Though questioned by many, Ganassi's (left) decision to put McMurray in a Cup car paid off
SCR: Did your dad race when you were younger?
McMurray: My dad has raced since he was in high school. He did a lot of drag racing and stock car racing, just at the local level. When I became old enough to start racing, of course, I had a huge interest in it. My dad started racing go-carts with me and we did that together for a long time. He actually gave it up for a while and just let me race. But it's in his blood and he still races go-carts. He still goes and does that and has a great time at it. He just loves racing.
SCR: Talk about moving up to stock cars. Do you remember your first race?
McMurray: We went to Lakeland, Florida, in 1994. My dad had bought a pavement Modified, and I remember it was so much different, (but) I just felt like I had a knack for it. The thing is, to me, to be good at any form of racing there has to be a huge level of dedication and desire. There's a lot of frustration that goes along with racing. You have to look past that. I've been very frustrated at times, but at the same time, throughout all of my racing, I was very dedicated and always tried to stay very focused at whatever I was doing. That's what I did when I moved up from go-carts to stock cars. It was frustrating at first because it's so much different, and you go through a completely different learning curve. In go-carts-at least when I raced go-carts, although it's a lot different now-there weren't a lot of setups involved. You put tires on it and pretty much went out and raced it. Nowadays, they're so much different with setups and they scale them now and everything. When you move up to stock cars, there are springs and shocks and sway bars, so much stuff. So there was a lot to learn in that process.
SCR: How has your life changed since the fall of last year?

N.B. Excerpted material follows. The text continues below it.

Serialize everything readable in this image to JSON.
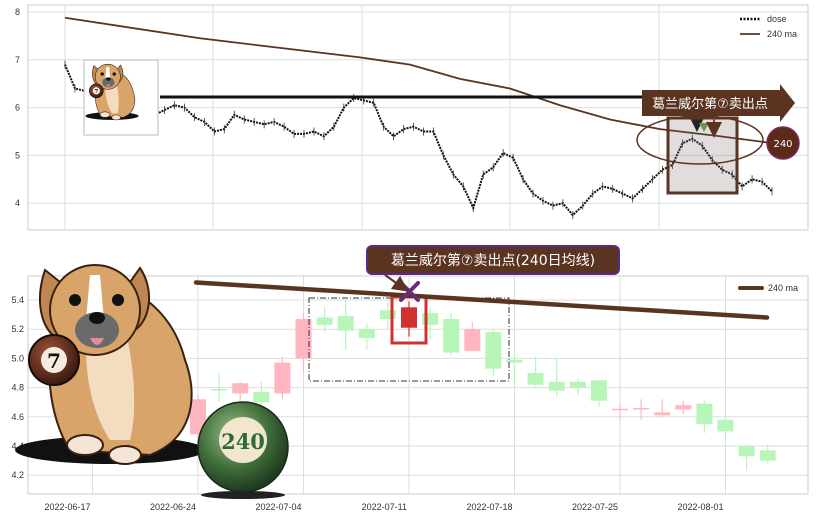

McMurray: A lot more interviews. Of course, getting a ride with a team such as Ganassi and having Havoline as your sponsor, a lot of people question why they hired me. They're all wanting to know that. It's just been a lot busier. It's a good busy, like I say, but it didn't change a lot when I got hired. It was going to be pretty mellow, just running Talladega and a couple of other races. But, really, it changed after the win. It's been pretty wild, just the people who recognize you. In all my years of racing I don't know that I've ever had anyone recognize me on an airplane, to just say "Good job." Also the crewmembers and stuff who came up and said, "Man, we were on the edge of our seats." I've had so many people tell me they had goose bumps or it brought a tear to their eye. I can't tell you the way that makes me feel inside, to have a grown man tell me, "Man, I was crying for you, Jamie. I'm so happy for you." That's a feeling that I don't know I'll ever get again.
SCR: Is there any part of sudden fame that you would rather not have to deal with?
McMurray: The thing is, like the interviews, maybe they are frustrating or aggravating because you have to do so many of them, but it's great to do interviews about positive stuff like this, versus doing interviews like a couple of months ago when they were asking me why Chip hired me. But I wouldn't change any of it. Every morning I wake up and I literally sit there and thank God for letting me feel as blessed as I feel right now. Like I say, I don't know what I did to deserve all this, because there are so many good race car drivers out there who never get the chance to keep moving up. And I don't know why I did. I don't know what I did different from those guys, because I don't feel like I did anything different. It's just an incredible situation that I got put into. Like I say, I don't know what I did to deserve it, but I'm certainly thankful for it.